Police will on Wednesday wind up their latest search for missing four-year-old Gus Lamont after finding nothing in a string of deserted mine shafts – but detectives aren’t ruling out returning.
It comes as one expert said the mineshaft search suggests authorities are “looking at possible intervention”.
Specialist officers spent 10 hours scouring six old shafts on Tuesday and the next day they were out again, this time searching on foot in the scrub around the family’s isolated homestead.
The shafts, sitting between 5.5km and 12km from where Gus vanished, were searched without a single clue emerging.
Some were shallow enough to be inspected by eye.
Others dropped as deep as 20 metres, forcing crews to lower specialist equipment into pitch-black holes.

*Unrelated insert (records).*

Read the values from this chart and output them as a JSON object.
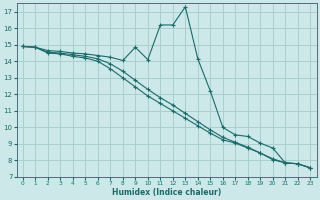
{
  "xlabel": "Humidex (Indice chaleur)",
  "background_color": "#cce8e8",
  "grid_color": "#aacfcf",
  "line_color": "#1a6b6b",
  "xlim": [
    -0.5,
    23.5
  ],
  "ylim": [
    7,
    17.5
  ],
  "yticks": [
    7,
    8,
    9,
    10,
    11,
    12,
    13,
    14,
    15,
    16,
    17
  ],
  "xticks": [
    0,
    1,
    2,
    3,
    4,
    5,
    6,
    7,
    8,
    9,
    10,
    11,
    12,
    13,
    14,
    15,
    16,
    17,
    18,
    19,
    20,
    21,
    22,
    23
  ],
  "series1_x": [
    0,
    1,
    2,
    3,
    4,
    5,
    6,
    7,
    8,
    9,
    10,
    11,
    12,
    13,
    14,
    15,
    16,
    17,
    18,
    19,
    20,
    21,
    22,
    23
  ],
  "series1_y": [
    14.9,
    14.85,
    14.65,
    14.6,
    14.5,
    14.45,
    14.35,
    14.25,
    14.05,
    14.85,
    14.1,
    16.2,
    16.2,
    17.3,
    14.15,
    12.2,
    10.0,
    9.55,
    9.45,
    9.05,
    8.75,
    7.85,
    7.8,
    7.55
  ],
  "series2_x": [
    0,
    1,
    2,
    3,
    4,
    5,
    6,
    7,
    8,
    9,
    10,
    11,
    12,
    13,
    14,
    15,
    16,
    17,
    18,
    19,
    20,
    21,
    22,
    23
  ],
  "series2_y": [
    14.9,
    14.85,
    14.5,
    14.45,
    14.3,
    14.2,
    14.0,
    13.55,
    13.0,
    12.45,
    11.9,
    11.45,
    11.0,
    10.55,
    10.1,
    9.65,
    9.25,
    9.05,
    8.75,
    8.45,
    8.05,
    7.85,
    7.8,
    7.55
  ],
  "series3_x": [
    0,
    1,
    2,
    3,
    4,
    5,
    6,
    7,
    8,
    9,
    10,
    11,
    12,
    13,
    14,
    15,
    16,
    17,
    18,
    19,
    20,
    21,
    22,
    23
  ],
  "series3_y": [
    14.9,
    14.85,
    14.55,
    14.5,
    14.4,
    14.3,
    14.15,
    13.85,
    13.4,
    12.85,
    12.3,
    11.8,
    11.35,
    10.85,
    10.35,
    9.85,
    9.4,
    9.1,
    8.8,
    8.45,
    8.1,
    7.85,
    7.8,
    7.55
  ]
}
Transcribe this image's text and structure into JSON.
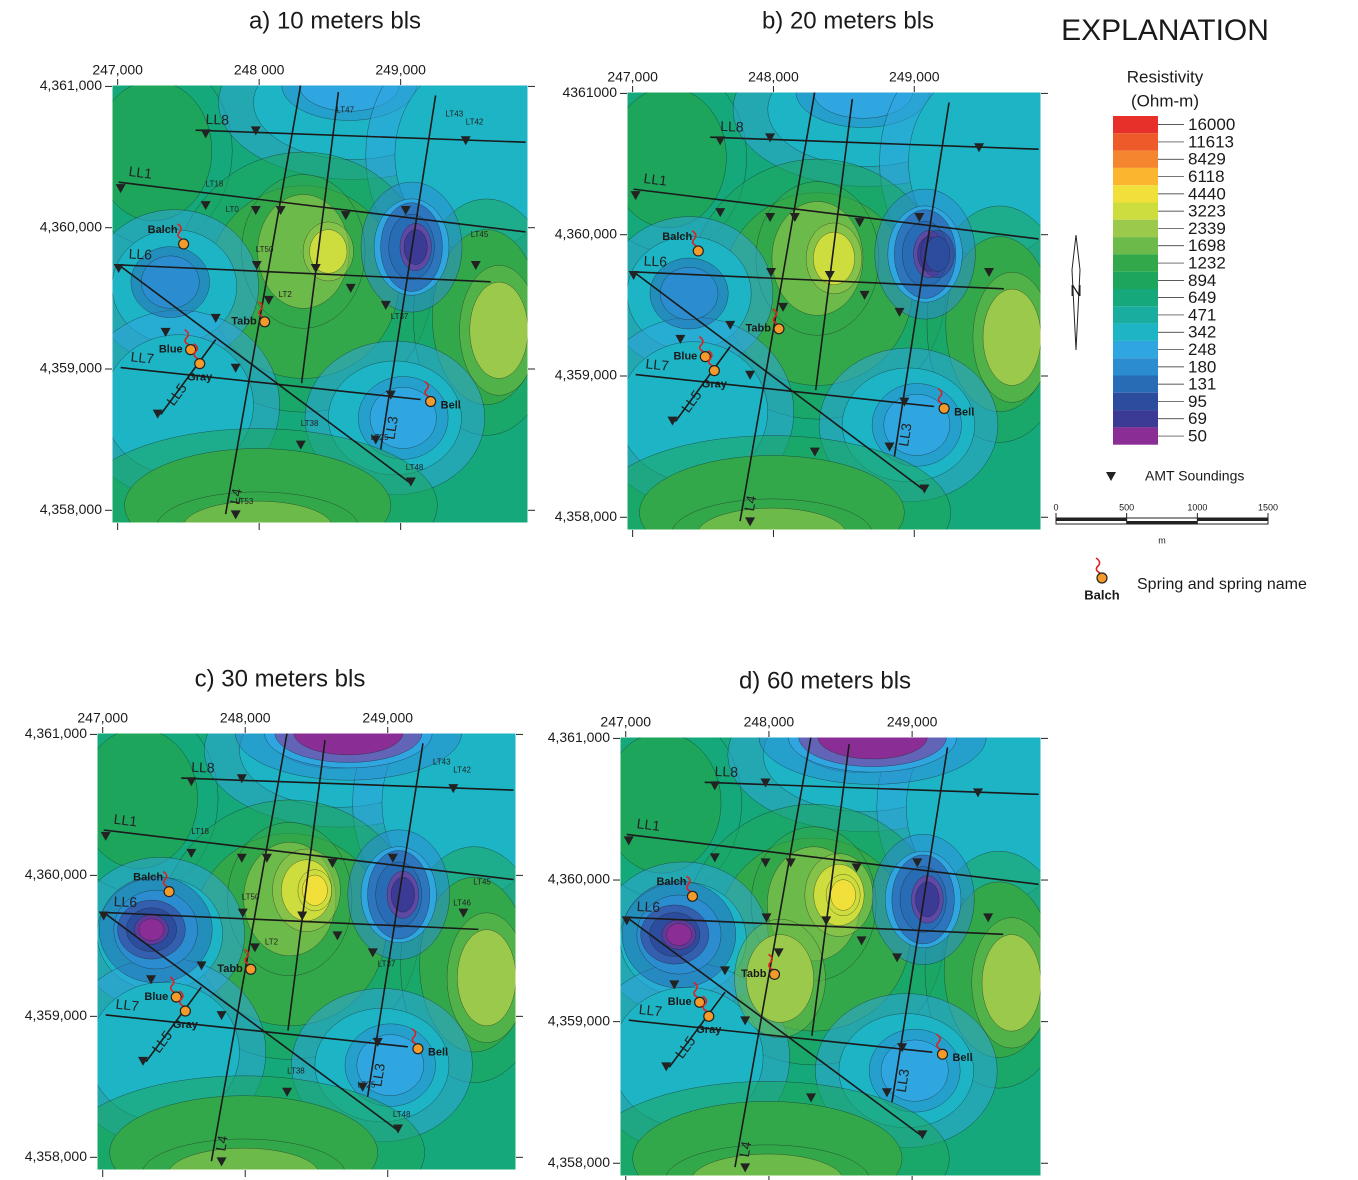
{
  "map": {
    "xlim": [
      246960,
      249900
    ],
    "ylim": [
      4357910,
      4361010
    ]
  },
  "panels": [
    {
      "title": "a) 10 meters bls",
      "xticks": [
        {
          "value": 247000,
          "label": "247,000"
        },
        {
          "value": 248000,
          "label": "248 000"
        },
        {
          "value": 249000,
          "label": "249,000"
        }
      ],
      "yticks": [
        {
          "value": 4361000,
          "label": "4,361,000"
        },
        {
          "value": 4360000,
          "label": "4,360,000"
        },
        {
          "value": 4359000,
          "label": "4,359,000"
        },
        {
          "value": 4358000,
          "label": "4,358,000"
        }
      ],
      "labels": [
        {
          "text": "LT43",
          "x": 249317,
          "y": 4360802
        },
        {
          "text": "LT42",
          "x": 249460,
          "y": 4360746
        },
        {
          "text": "LT47",
          "x": 248546,
          "y": 4360830
        },
        {
          "text": "LT18",
          "x": 247622,
          "y": 4360307
        },
        {
          "text": "LT0",
          "x": 247763,
          "y": 4360125
        },
        {
          "text": "LT50",
          "x": 247976,
          "y": 4359843
        },
        {
          "text": "LT2",
          "x": 248138,
          "y": 4359524
        },
        {
          "text": "LT37",
          "x": 248930,
          "y": 4359369
        },
        {
          "text": "LT38",
          "x": 248294,
          "y": 4358610
        },
        {
          "text": "LT25",
          "x": 248789,
          "y": 4358511
        },
        {
          "text": "LT48",
          "x": 249036,
          "y": 4358300
        },
        {
          "text": "LT53",
          "x": 247834,
          "y": 4358060
        },
        {
          "text": "LT45",
          "x": 249495,
          "y": 4359948
        }
      ]
    },
    {
      "title": "b) 20 meters bls",
      "xticks": [
        {
          "value": 247000,
          "label": "247,000"
        },
        {
          "value": 248000,
          "label": "248,000"
        },
        {
          "value": 249000,
          "label": "249,000"
        }
      ],
      "yticks": [
        4361000,
        {
          "value": 4360000,
          "label": "4,360,000"
        },
        {
          "value": 4359000,
          "label": "4,359,000"
        },
        {
          "value": 4358000,
          "label": "4,358,000"
        }
      ]
    },
    {
      "title": "c) 30 meters bls",
      "xticks": [
        {
          "value": 247000,
          "label": "247,000"
        },
        {
          "value": 248000,
          "label": "248,000"
        },
        {
          "value": 249000,
          "label": "249,000"
        }
      ],
      "yticks": [
        {
          "value": 4361000,
          "label": "4,361,000"
        },
        {
          "value": 4360000,
          "label": "4,360,000"
        },
        {
          "value": 4359000,
          "label": "4,359,000"
        },
        {
          "value": 4358000,
          "label": "4,358,000"
        }
      ],
      "labels": [
        {
          "text": "LT43",
          "x": 249317,
          "y": 4360802
        },
        {
          "text": "LT42",
          "x": 249460,
          "y": 4360746
        },
        {
          "text": "LT18",
          "x": 247622,
          "y": 4360307
        },
        {
          "text": "LT50",
          "x": 247976,
          "y": 4359843
        },
        {
          "text": "LT2",
          "x": 248138,
          "y": 4359524
        },
        {
          "text": "LT46",
          "x": 249460,
          "y": 4359800
        },
        {
          "text": "LT45",
          "x": 249600,
          "y": 4359950
        },
        {
          "text": "LT37",
          "x": 248930,
          "y": 4359369
        },
        {
          "text": "LT38",
          "x": 248294,
          "y": 4358610
        },
        {
          "text": "LT25",
          "x": 248789,
          "y": 4358511
        },
        {
          "text": "LT48",
          "x": 249036,
          "y": 4358300
        }
      ]
    },
    {
      "title": "d) 60 meters bls",
      "xticks": [
        {
          "value": 247000,
          "label": "247,000"
        },
        {
          "value": 248000,
          "label": "248,000"
        },
        {
          "value": 249000,
          "label": "249,000"
        }
      ],
      "yticks": [
        {
          "value": 4361000,
          "label": "4,361,000"
        },
        {
          "value": 4360000,
          "label": "4,360,000"
        },
        {
          "value": 4359000,
          "label": "4,359,000"
        },
        {
          "value": 4358000,
          "label": "4,358,000"
        }
      ]
    }
  ],
  "soundings": [
    [
      247622,
      4360668
    ],
    [
      247976,
      4360689
    ],
    [
      249460,
      4360619
    ],
    [
      247021,
      4360280
    ],
    [
      247622,
      4360160
    ],
    [
      247976,
      4360125
    ],
    [
      248152,
      4360125
    ],
    [
      248612,
      4360089
    ],
    [
      249036,
      4360125
    ],
    [
      247983,
      4359736
    ],
    [
      248400,
      4359715
    ],
    [
      248647,
      4359574
    ],
    [
      249531,
      4359736
    ],
    [
      247007,
      4359715
    ],
    [
      247339,
      4359263
    ],
    [
      247693,
      4359362
    ],
    [
      248068,
      4359489
    ],
    [
      248895,
      4359454
    ],
    [
      247834,
      4359009
    ],
    [
      247283,
      4358684
    ],
    [
      248294,
      4358465
    ],
    [
      248930,
      4358819
    ],
    [
      248824,
      4358501
    ],
    [
      249072,
      4358204
    ],
    [
      247834,
      4357971
    ]
  ],
  "lines": [
    {
      "label": "LL8",
      "from": [
        247551,
        4360690
      ],
      "to": [
        249883,
        4360605
      ]
    },
    {
      "label": "LL1",
      "from": [
        247007,
        4360322
      ],
      "to": [
        249883,
        4359970
      ]
    },
    {
      "label": "LL6",
      "from": [
        247007,
        4359737
      ],
      "to": [
        249636,
        4359617
      ]
    },
    {
      "label": "LL7",
      "from": [
        247021,
        4359010
      ],
      "to": [
        249141,
        4358784
      ]
    },
    {
      "label": "LL5",
      "from": [
        247304,
        4358678
      ],
      "to": [
        247693,
        4359208
      ]
    },
    {
      "label": "L4",
      "from": [
        247763,
        4357973
      ],
      "to": [
        248293,
        4361007
      ]
    },
    {
      "label": "LL3",
      "from": [
        248859,
        4358430
      ],
      "to": [
        249247,
        4360936
      ]
    },
    {
      "from": [
        247007,
        4359737
      ],
      "to": [
        249072,
        4358190
      ]
    },
    {
      "from": [
        248300,
        4358900
      ],
      "to": [
        248560,
        4360960
      ]
    }
  ],
  "springs": [
    {
      "name": "Balch",
      "x": 247466,
      "y": 4359885
    },
    {
      "name": "Tabb",
      "x": 248039,
      "y": 4359334
    },
    {
      "name": "Blue",
      "x": 247516,
      "y": 4359137
    },
    {
      "name": "Gray",
      "x": 247580,
      "y": 4359038
    },
    {
      "name": "Bell",
      "x": 249212,
      "y": 4358770
    }
  ],
  "legend": {
    "title": "EXPLANATION",
    "heading": [
      "Resistivity",
      "(Ohm-m)"
    ],
    "levels": [
      {
        "value": 16000,
        "color": "#e8302a"
      },
      {
        "value": 11613,
        "color": "#ef5a2b"
      },
      {
        "value": 8429,
        "color": "#f5862f"
      },
      {
        "value": 6118,
        "color": "#fbb52e"
      },
      {
        "value": 4440,
        "color": "#f1e03a"
      },
      {
        "value": 3223,
        "color": "#cddd3e"
      },
      {
        "value": 2339,
        "color": "#9bc94b"
      },
      {
        "value": 1698,
        "color": "#6cba4a"
      },
      {
        "value": 1232,
        "color": "#33a84b"
      },
      {
        "value": 894,
        "color": "#1ea55c"
      },
      {
        "value": 649,
        "color": "#14a87a"
      },
      {
        "value": 471,
        "color": "#18ad9f"
      },
      {
        "value": 342,
        "color": "#1db5c6"
      },
      {
        "value": 248,
        "color": "#2fa6df"
      },
      {
        "value": 180,
        "color": "#2b8dcf"
      },
      {
        "value": 131,
        "color": "#286cb5"
      },
      {
        "value": 95,
        "color": "#2c4c9e"
      },
      {
        "value": 69,
        "color": "#3b3a94"
      },
      {
        "value": 50,
        "color": "#8a2e96"
      }
    ],
    "soundings": "AMT Soundings",
    "scale": {
      "ticks": [
        0,
        500,
        1000,
        1500
      ],
      "unit": "m"
    },
    "north": "N",
    "spring_label": "Spring and spring name",
    "spring_example": "Balch"
  }
}
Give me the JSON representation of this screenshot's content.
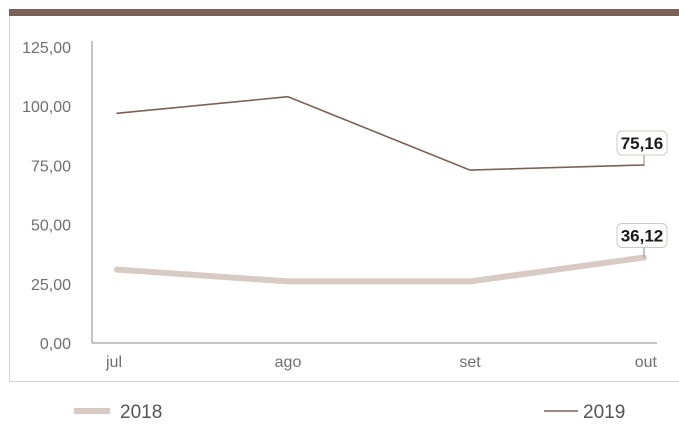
{
  "chart_data": {
    "type": "line",
    "categories": [
      "jul",
      "ago",
      "set",
      "out"
    ],
    "ylim": [
      0,
      125
    ],
    "yticks": [
      "0,00",
      "25,00",
      "50,00",
      "75,00",
      "100,00",
      "125,00"
    ],
    "ytick_values": [
      0,
      25,
      50,
      75,
      100,
      125
    ],
    "series": [
      {
        "name": "2018",
        "values": [
          31,
          26,
          26,
          36.12
        ],
        "color": "#d8cbc5",
        "end_label": "36,12"
      },
      {
        "name": "2019",
        "values": [
          97,
          104,
          73,
          75.16
        ],
        "color": "#7b6258",
        "end_label": "75,16"
      }
    ],
    "grid": false,
    "legend_position": "bottom"
  }
}
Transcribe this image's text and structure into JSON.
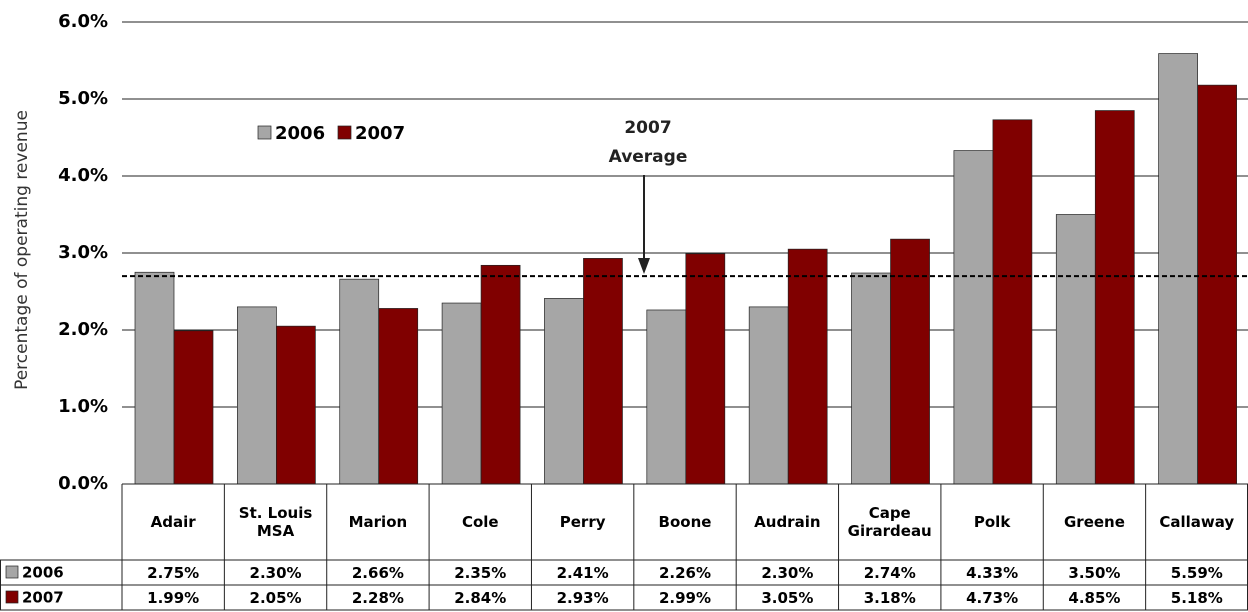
{
  "chart_data": {
    "type": "bar",
    "y_axis_label": "Percentage of operating revenue",
    "categories": [
      "Adair",
      "St. Louis MSA",
      "Marion",
      "Cole",
      "Perry",
      "Boone",
      "Audrain",
      "Cape Girardeau",
      "Polk",
      "Greene",
      "Callaway"
    ],
    "series": [
      {
        "name": "2006",
        "color": "#a6a6a6",
        "values": [
          2.75,
          2.3,
          2.66,
          2.35,
          2.41,
          2.26,
          2.3,
          2.74,
          4.33,
          3.5,
          5.59
        ],
        "value_labels": [
          "2.75%",
          "2.30%",
          "2.66%",
          "2.35%",
          "2.41%",
          "2.26%",
          "2.30%",
          "2.74%",
          "4.33%",
          "3.50%",
          "5.59%"
        ]
      },
      {
        "name": "2007",
        "color": "#800000",
        "values": [
          1.99,
          2.05,
          2.28,
          2.84,
          2.93,
          2.99,
          3.05,
          3.18,
          4.73,
          4.85,
          5.18
        ],
        "value_labels": [
          "1.99%",
          "2.05%",
          "2.28%",
          "2.84%",
          "2.93%",
          "2.99%",
          "3.05%",
          "3.18%",
          "4.73%",
          "4.85%",
          "5.18%"
        ]
      }
    ],
    "ylim": [
      0,
      6
    ],
    "yticks": [
      {
        "value": 0,
        "label": "0.0%"
      },
      {
        "value": 1,
        "label": "1.0%"
      },
      {
        "value": 2,
        "label": "2.0%"
      },
      {
        "value": 3,
        "label": "3.0%"
      },
      {
        "value": 4,
        "label": "4.0%"
      },
      {
        "value": 5,
        "label": "5.0%"
      },
      {
        "value": 6,
        "label": "6.0%"
      }
    ],
    "grid": true,
    "legend_position": "top-left",
    "average": 2.7,
    "annotation": [
      "2007",
      "Average"
    ]
  }
}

On Wednesday, STAR Group officers and Task Force Horizon detectives walked rugged ground up to 10km northeast of the homestead, never searched before.
Police said those areas sit well beyond the 5.5km radius already subjected to exhaustive ground searches in earlier operations.
Gus’ devastated family has been told there has been no breakthrough and is being supported by a victim contact officer.
Despite another heartbreaking setback, police have not ruled out returning to the property as the desperate search for Gus continues.
The search on Wednesday was almost double Tuesday’s turnout, when just four cars of officers spent 10 gruelling hours searching remote shafts without finding a trace of the four-year-old.
Former homicide detective Gary Jubelin, who spoke to the Today show and is not involved in the search, said the distance of the shafts shows police are keeping all possibilities open.
“I would suggest 60 days in, I think they would look back at all the information they’ve got and explore all opportunities,” he said.
“But the fact that they’re searching so far away from where Gus first disappeared suggests to me they’re looking at possible intervention.”
Criminologist Xanthe Mallett said she doubts investigators genuinely expect to find Gus in these shafts and believes they are simply “covering all bases”.
“They’ve made it very clear that they’ve found no evidence of third-party involvement or any crime but 5 to 12 kilometres is a really long distance for a small child to travel,” she said.
“My sense is they’re just dotting their i’s. They’ve been told about these mine shafts and, honestly, I’m surprised they didn’t know earlier given you’d expect a full assessment of the risks in the area.
“But now they know, they have to look. It would be negligent not to. I don’t know if they realistically think they’ll find Gus there but they have to rule it out.”
Despite the grim task, Dr Mallett doesn’t believe this latest effort marks the “last chance” to find Gus.
“They need to find this little boy,” she said.
“If this is unsuccessful, they’ll go back to the drawing board and triage the next area. More intelligence could still come forward.”
On Tuesday, as officers spent hours in the heat during the first day of their painstaking search, SA falcon expert Paul Willcock dismissed theories being spread online that a wedge-tailed eagle could have taken little Gus.